Dominic takes my phone, wallet, keys, passes them to the silent man in front.
“Tomorrow morning, you’re on a private jet to London.
New identity waiting. Decent money. We’ll check from time to time to make sure you’re being obedient.
If you so much as call the wrong area code, we start with Adam, then old Mr. Landon, then the wife. Is that enough warning?”
I stare at my hands. They are the hands of a boy, after all, not a killer. Not a hero.
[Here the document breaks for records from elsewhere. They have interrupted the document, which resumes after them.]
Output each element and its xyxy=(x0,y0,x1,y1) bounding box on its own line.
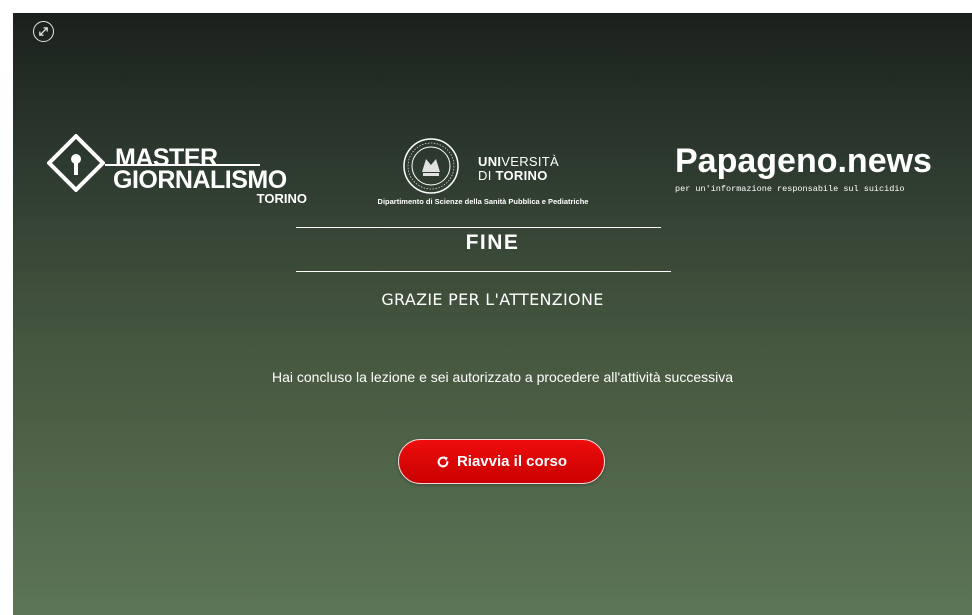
restart-arrow-icon xyxy=(437,455,449,467)
master-giornalismo-logo: MASTER GIORNALISMO TORINO xyxy=(43,132,313,206)
unito-logo: UNIVERSITÀ DI TORINO Dipartimento di Sci… xyxy=(333,137,633,207)
papageno-title: Papageno.news xyxy=(675,142,932,180)
unito-name-rest2: TORINO xyxy=(495,168,548,184)
papageno-logo: Papageno.news per un'informazione respon… xyxy=(675,144,965,194)
university-seal-icon xyxy=(403,138,459,194)
completion-message: Hai concluso la lezione e sei autorizzat… xyxy=(271,369,734,385)
unito-name-prefix2: DI xyxy=(478,168,496,184)
unito-name-prefix1: UNI xyxy=(478,154,502,169)
unito-name-rest1: VERSITÀ xyxy=(501,154,560,169)
thanks-subtitle: GRAZIE PER L'ATTENZIONE xyxy=(381,290,604,309)
unito-department: Dipartimento di Scienze della Sanità Pub… xyxy=(377,197,589,206)
lesson-end-screen: MASTER GIORNALISMO TORINO UNIVERSITÀ DI … xyxy=(13,13,972,615)
restart-course-label: Riavvia il corso xyxy=(456,453,568,470)
divider-top xyxy=(296,227,661,228)
master-logo-line3: TORINO xyxy=(256,191,307,206)
expand-arrows-icon xyxy=(39,27,48,36)
divider-bottom xyxy=(296,271,671,272)
end-title: FINE xyxy=(465,231,520,254)
fullscreen-button[interactable] xyxy=(33,21,54,42)
master-logo-line2: GIORNALISMO xyxy=(113,166,287,194)
unito-name: UNIVERSITÀ DI TORINO xyxy=(478,154,560,184)
papageno-subtitle: per un'informazione responsabile sul sui… xyxy=(675,184,905,194)
diamond-pen-icon xyxy=(47,134,105,192)
restart-course-button[interactable]: Riavvia il corso xyxy=(398,439,605,484)
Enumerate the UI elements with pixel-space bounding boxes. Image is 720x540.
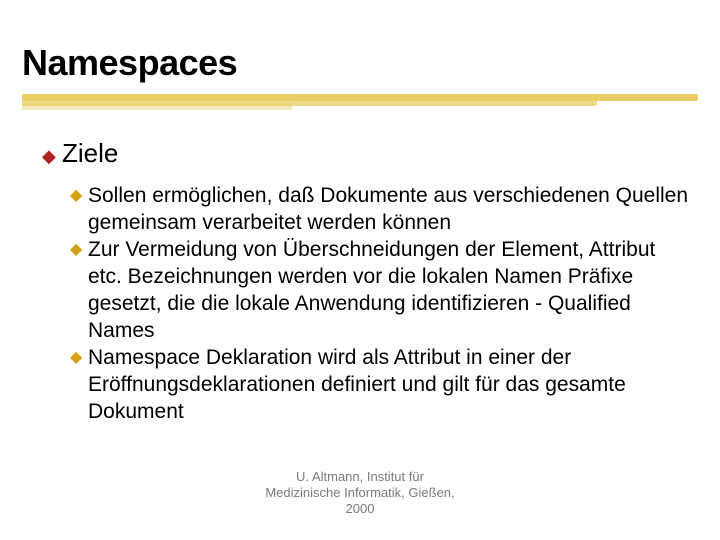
bullet-level2-text: Sollen ermöglichen, daß Dokumente aus ve…: [88, 182, 690, 236]
bullet-level2: ◆ Namespace Deklaration wird als Attribu…: [70, 344, 690, 425]
underline-stroke: [22, 103, 292, 110]
bullet-icon: ◆: [70, 182, 88, 209]
bullet-level2-group: ◆ Sollen ermöglichen, daß Dokumente aus …: [70, 182, 690, 425]
footer-attribution: U. Altmann, Institut für Medizinische In…: [210, 469, 510, 517]
bullet-icon: ◆: [70, 344, 88, 371]
footer-line: 2000: [210, 501, 510, 517]
bullet-level2: ◆ Zur Vermeidung von Überschneidungen de…: [70, 236, 690, 344]
slide: Namespaces ◆ Ziele ◆ Sollen ermöglichen,…: [0, 0, 720, 540]
bullet-level1: ◆ Ziele: [42, 138, 690, 170]
bullet-level1-text: Ziele: [62, 138, 118, 168]
title-underline: [22, 94, 698, 108]
footer-line: U. Altmann, Institut für: [210, 469, 510, 485]
slide-title: Namespaces: [22, 42, 237, 84]
bullet-icon: ◆: [42, 142, 62, 170]
bullet-level2: ◆ Sollen ermöglichen, daß Dokumente aus …: [70, 182, 690, 236]
bullet-level2-text: Zur Vermeidung von Überschneidungen der …: [88, 236, 690, 344]
content-area: ◆ Ziele ◆ Sollen ermöglichen, daß Dokume…: [42, 138, 690, 425]
bullet-level2-text: Namespace Deklaration wird als Attribut …: [88, 344, 690, 425]
footer-line: Medizinische Informatik, Gießen,: [210, 485, 510, 501]
bullet-icon: ◆: [70, 236, 88, 263]
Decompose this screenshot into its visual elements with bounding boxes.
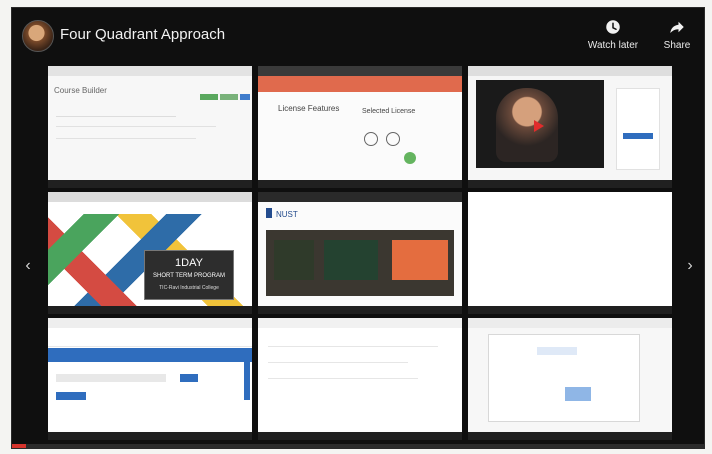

“Why,” I say, the word a whimper, a prayer.
Dominic softens, just barely. “Because you'll never be family, Pierce. And because my daughter deserves to rule, not ruin. You would have ruined her.” He almost sounds sad. “I know love. I killed the only woman I ever loved, to keep her safe. Sometimes that’s the job.”
The car slows. The doors open.
Two men drag me into the night, across a tarmac wound with blue taxiway lights.
The cold hits in a blast. The jet looms ahead, its belly open, crew waiting.
No other humans in sight. They walk me up the steps.
A woman in a British Airways uniform hands me a passport.
"Welcome aboard, Mr. Campbell," she says, a practiced smile that means nothing.
Behind me, Dominic watches. He holds up a hand, two fingers together, and the men fall back.
“Bon voyage,” he says, and I want to scream, but I don’t.
They close the door. The lock clicks — metallic, final, absolute.
And then I’m hurtling into the black, towards nothing, towards exile, toward the end of every lie I’ve ever told myself about freedom.